Fears violence in Nigeria would cut output from Africa’s biggest oil producer added to the rally.
The stockpiles report — which the U.S. Energy Department was to release Thursday, a day later than usual because of the New Year’s holiday — was expected to show U.S. crude supplies fell 2 million to 3 million barrels.
Militant attacks on targets in Nigeria’s chief oil-refining city, Port Harcourt, left 13 dead Tuesday, the BBC reported.
The fifth-largest exporter of oil to the United States has already had supplies hampered by militant action.
A suicide bomb blast on a police station in oil-producing Algeria Wednesday added to fears about crude supplies.

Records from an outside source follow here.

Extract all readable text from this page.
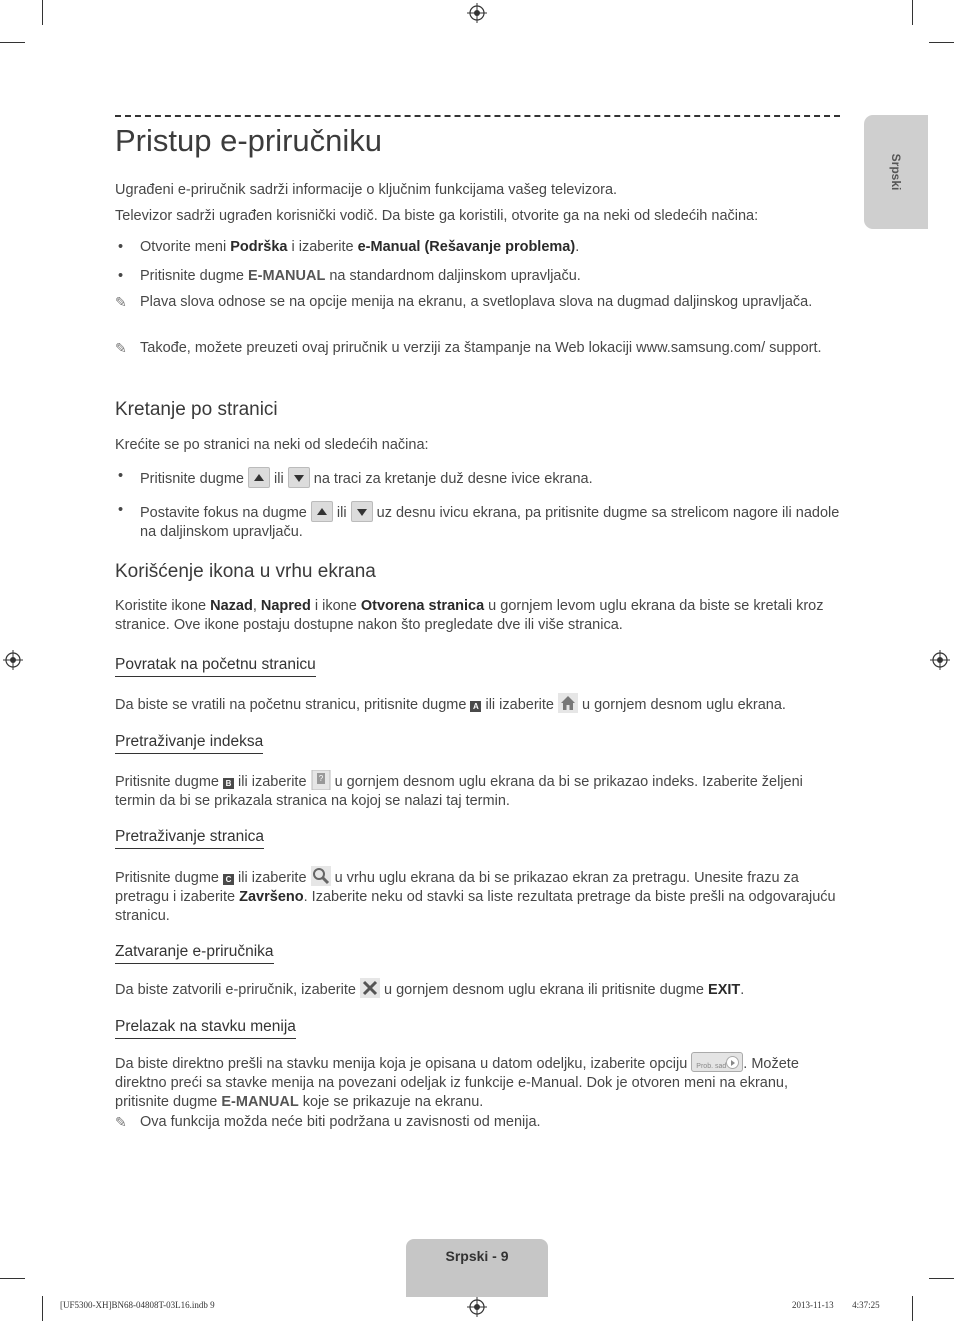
Srpski
Pristup e-priručniku
Ugrađeni e-priručnik sadrži informacije o ključnim funkcijama vašeg televizora.
Televizor sadrži ugrađen korisnički vodič. Da biste ga koristili, otvorite ga na neki od sledećih načina:
• Otvorite meni Podrška i izaberite e-Manual (Rešavanje problema).
• Pritisnite dugme E-MANUAL na standardnom daljinskom upravljaču.
✎ Plava slova odnose se na opcije menija na ekranu, a svetloplava slova na dugmad daljinskog upravljača.
✎ Takođe, možete preuzeti ovaj priručnik u verziji za štampanje na Web lokaciji www.samsung.com/ support.
Kretanje po stranici
Krećite se po stranici na neki od sledećih načina:
• Pritisnite dugme
ili
na traci za kretanje duž desne ivice ekrana.
• Postavite fokus na dugme
ili
uz desnu ivicu ekrana, pa pritisnite dugme sa strelicom nagore ili nadole na daljinskom upravljaču.
Korišćenje ikona u vrhu ekrana
Koristite ikone Nazad, Napred i ikone Otvorena stranica u gornjem levom uglu ekrana da biste se kretali kroz stranice. Ove ikone postaju dostupne nakon što pregledate dve ili više stranica.
Povratak na početnu stranicu
Da biste se vratili na početnu stranicu, pritisnite dugme A ili izaberite  u gornjem desnom uglu ekrana.
Pretraživanje indeksa
Pritisnite dugme B ili izaberite ? u gornjem desnom uglu ekrana da bi se prikazao indeks. Izaberite željeni termin da bi se prikazala stranica na kojoj se nalazi taj termin.
Pretraživanje stranica
Pritisnite dugme C ili izaberite  u vrhu uglu ekrana da bi se prikazao ekran za pretragu. Unesite frazu za pretragu i izaberite Završeno. Izaberite neku od stavki sa liste rezultata pretrage da biste prešli na odgovarajuću stranicu.
Zatvaranje e-priručnika
Da biste zatvorili e-priručnik, izaberite  u gornjem desnom uglu ekrana ili pritisnite dugme EXIT.
Prelazak na stavku menija
Da biste direktno prešli na stavku menija koja je opisana u datom odeljku, izaberite opciju Prob. sad . Možete direktno preći sa stavke menija na povezani odeljak iz funkcije e-Manual. Dok je otvoren meni na ekranu, pritisnite dugme E-MANUAL koje se prikazuje na ekranu.
✎ Ova funkcija možda neće biti podržana u zavisnosti od menija.
Srpski - 9
[UF5300-XH]BN68-04808T-03L16.indb 9	2013-11-13 ￿￿ 4:37:25
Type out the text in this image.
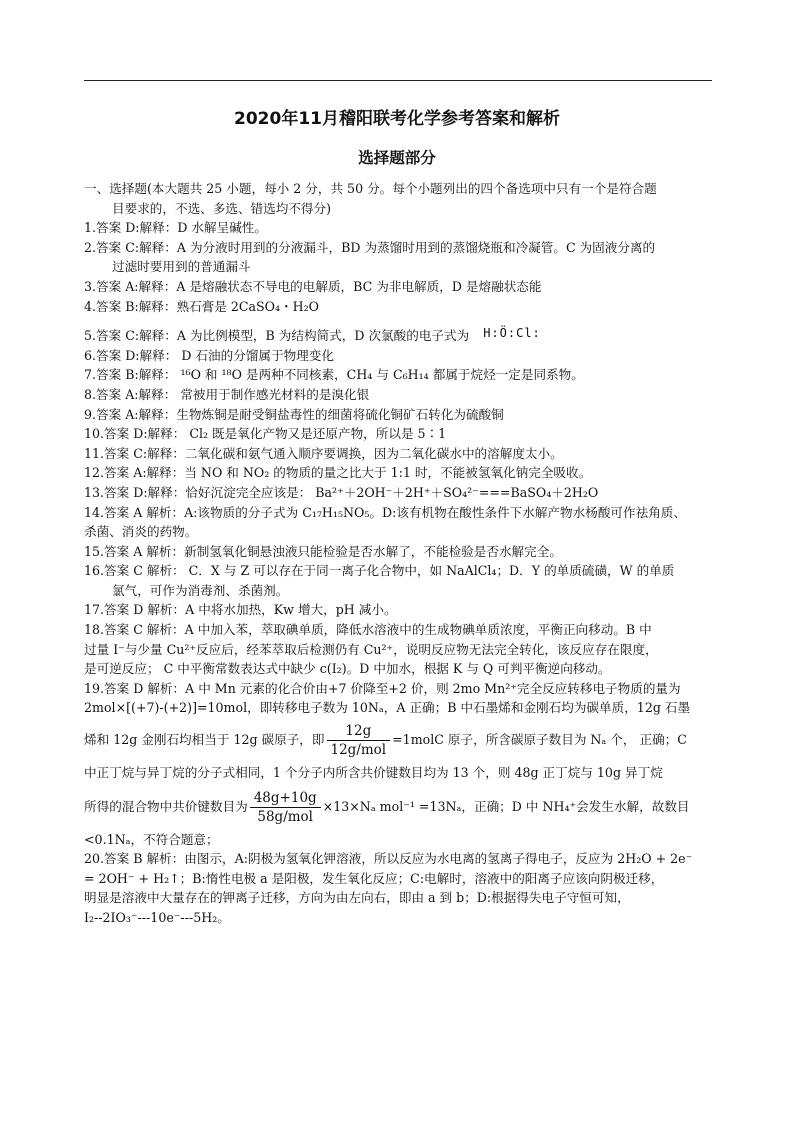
2020年11月稽阳联考化学参考答案和解析
选择题部分

一、选择题(本大题共 25 小题，每小 2 分，共 50 分。每个小题列出的四个备选项中只有一个是符合题

目要求的，不选、多选、错选均不得分)

1.答案 D:解释：D 水解呈碱性。

2.答案 C:解释：A 为分液时用到的分液漏斗，BD 为蒸馏时用到的蒸馏烧瓶和冷凝管。C 为固液分离的

过滤时要用到的普通漏斗

3.答案 A:解释：A 是熔融状态不导电的电解质，BC 为非电解质，D 是熔融状态能

4.答案 B:解释：熟石膏是 2CaSO₄・H₂O

5.答案 C:解释：A 为比例模型，B 为结构简式，D 次氯酸的电子式为 H:Ö:Cl:

6.答案 D:解释： D 石油的分馏属于物理变化

7.答案 B:解释： ¹⁶O 和 ¹⁸O 是两种不同核素，CH₄ 与 C₆H₁₄ 都属于烷烃一定是同系物。

8.答案 A:解释： 常被用于制作感光材料的是溴化银

9.答案 A:解释：生物炼铜是耐受铜盐毒性的细菌将硫化铜矿石转化为硫酸铜

10.答案 D:解释： Cl₂ 既是氧化产物又是还原产物，所以是 5∶1

11.答案 C:解释：二氧化碳和氨气通入顺序要调换，因为二氧化碳水中的溶解度太小。

12.答案 A:解释：当 NO 和 NO₂ 的物质的量之比大于 1:1 时，不能被氢氧化钠完全吸收。

13.答案 D:解释：恰好沉淀完全应该是： Ba²⁺＋2OH⁻＋2H⁺＋SO₄²⁻===BaSO₄＋2H₂O

14.答案 A 解析：A:该物质的分子式为 C₁₇H₁₅NO₅。D:该有机物在酸性条件下水解产物水杨酸可作祛角质、

杀菌、消炎的药物。

15.答案 A 解析：新制氢氧化铜悬浊液只能检验是否水解了，不能检验是否水解完全。

16.答案 C 解析： C．X 与 Z 可以存在于同一离子化合物中，如 NaAlCl₄；D．Y 的单质硫磺，W 的单质

氯气，可作为消毒剂、杀菌剂。

17.答案 D 解析：A 中将水加热，Kw 增大，pH 减小。

18.答案 C 解析：A 中加入苯，萃取碘单质，降低水溶液中的生成物碘单质浓度，平衡正向移动。B 中

过量 I⁻与少量 Cu²⁺反应后，经苯萃取后检测仍有 Cu²⁺，说明反应物无法完全转化，该反应存在限度，

是可逆反应； C 中平衡常数表达式中缺少 c(I₂)。D 中加水，根据 K 与 Q 可判平衡逆向移动。

19.答案 D 解析：A 中 Mn 元素的化合价由+7 价降至+2 价，则 2mo Mn²⁺完全反应转移电子物质的量为

2mol×[(+7)-(+2)]=10mol，即转移电子数为 10Nₐ，A 正确；B 中石墨烯和金刚石均为碳单质，12g 石墨

烯和 12g 金刚石均相当于 12g 碳原子，即 $\frac{12g}{\text{12g/mol}}$ =1molC 原子，所含碳原子数目为 Nₐ 个， 正确；C

中正丁烷与异丁烷的分子式相同，1 个分子内所含共价键数目均为 13 个，则 48g 正丁烷与 10g 异丁烷

所得的混合物中共价键数目为 $\frac{48g+10g}{\text{58g/mol}} \times 13\times N_a$ mol⁻¹ =13Nₐ，正确；D 中 NH₄⁺会发生水解，故数目

<0.1Nₐ，不符合题意；

20.答案 B 解析：由图示，A:阴极为氢氧化钾溶液，所以反应为水电离的氢离子得电子，反应为 2H₂O + 2e⁻

= 2OH⁻ + H₂↑；B:惰性电极 a 是阳极，发生氧化反应；C:电解时，溶液中的阳离子应该向阴极迁移，

明显是溶液中大量存在的钾离子迁移，方向为由左向右，即由 a 到 b；D:根据得失电子守恒可知，

I₂--2IO₃⁻---10e⁻---5H₂。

Light, sweet crude oil for February delivery closed up $3.64, or 3.79 percent, at $99.62 a barrel on the New York Mercantile Exchange. It surged $4.02 to hit $100 a barrel at 12:09 p.m. EST.
Prices remain below their inflation-adjusted record high U.S. price of $102.81, set in April 1980, but have doubled since their low of $50 a barrel a year ago.
Natural gas rose 36.2 cents, or 4.89 percent, at $7.845 per 1,000 cubic feet.
Heating oil rallied 9.16 cents, or 3.46 percent, at $2.741 a gallon.
Reformulated-gasoline blendstock for oxygen blending jumped 8.14 cents, or 3.27 percent, at $2.5722 a gallon.
AAA said the average U.S. retail regular unleaded gasoline price was $3.049 a gallon, up 0.6 cents from Tuesday’s $3.043 a gallon.